I noticed that the Track and 35th Anniversary models of the 350zx have 300hp and the other models have the standard 287hp. What is it that nissan installs to create the extra 13hp? I noticed that the 287hp models have more torque, is the 300hp really that much of a stronger ride? 13 extra hp may or may not feel different depending on the car, what are your guys opinions/experience? Which models do you guys prefer?


----------



## westpak (Jan 9, 2003)

They changed a few things like the lower plenum and added exhaust valve variable timing as well as raised the rev limiter, I think more of a paper gimmick than anything you will actually feel.


----------



## CHRIS/SR/SE (Dec 15, 2003)

Car and Driver had an artical on the the 35 ann. model, here:Nissan turns out the best Z-car in 35 years.


----------



## socalzbone (May 28, 2004)

woo woo I like that 35th anniv. model, thats awesome with the higher redline at 7700 rpm, interesting that it was 5.8 in the 0-60 unlike their 5.7 sec. reading on the touring model, maybe saving a few bucks isn't such a bad compromise for power?


----------



## maximZ (Dec 9, 2004)

Unless you're going to be going to an actual track, I think the 287HP/274TQ is the better way to go. As a daily driver, the extra torque is more benefitial.


----------



## JAMESZ (Mar 12, 2004)

westpak said:


> They changed a few things like the lower plenum and added exhaust valve variable timing as well as raised the rev limiter, I think more of a paper gimmick than anything you will actually feel.

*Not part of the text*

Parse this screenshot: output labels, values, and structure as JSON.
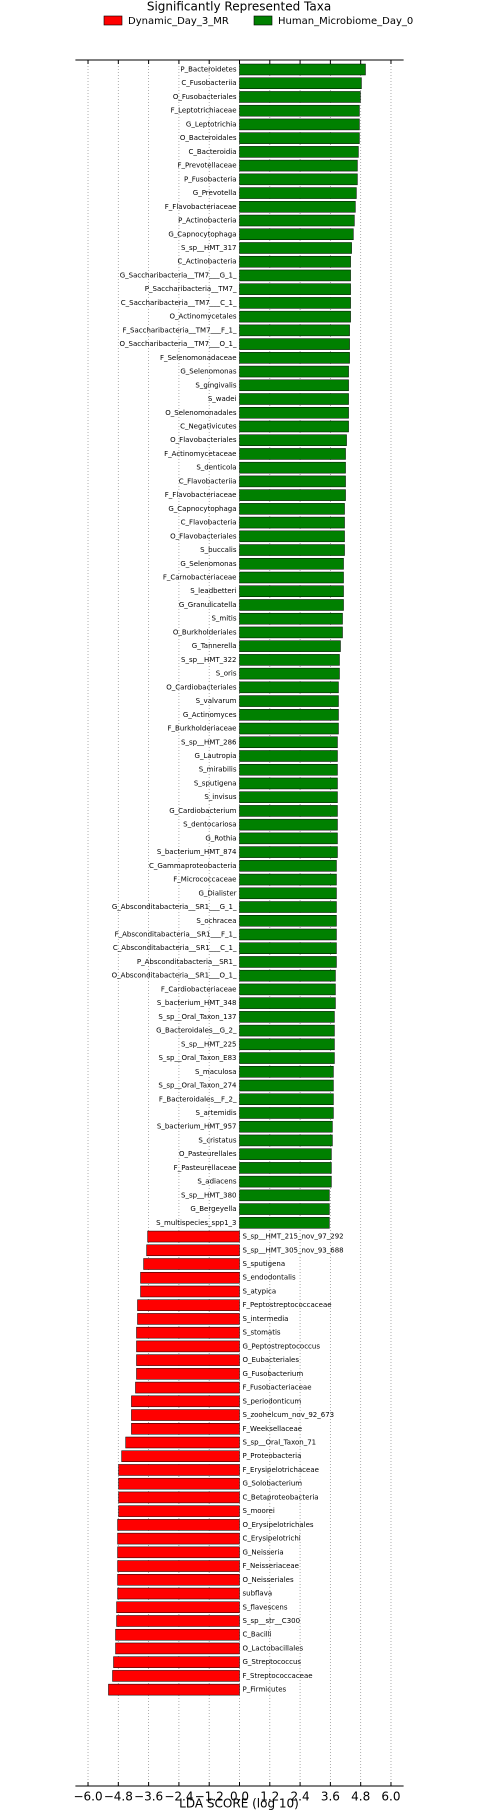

Nope dynos are in the 250s stock a guy put down 255rwhp stock. Torque is down a bit, but not like I had expected from Nissans claims. There is a noticeable difference.


----------



## westpak (Jan 9, 2003)

JAMESZ said:


> Nope dynos are in the 250s stock a guy put down 255rwhp stock. Torque is down a bit, but not like I had expected from Nissans claims. There is a noticeable difference.


Well unless they have a stock 287 dynoed at the same dyno and under the same conditions it is hard to compare, either way it is also about the curve and where the power is at, the increase in power in the 300 hp car was at the top mainly due to theraised rev limiter so not really something you will notice unless you are running at 7k all day.


----------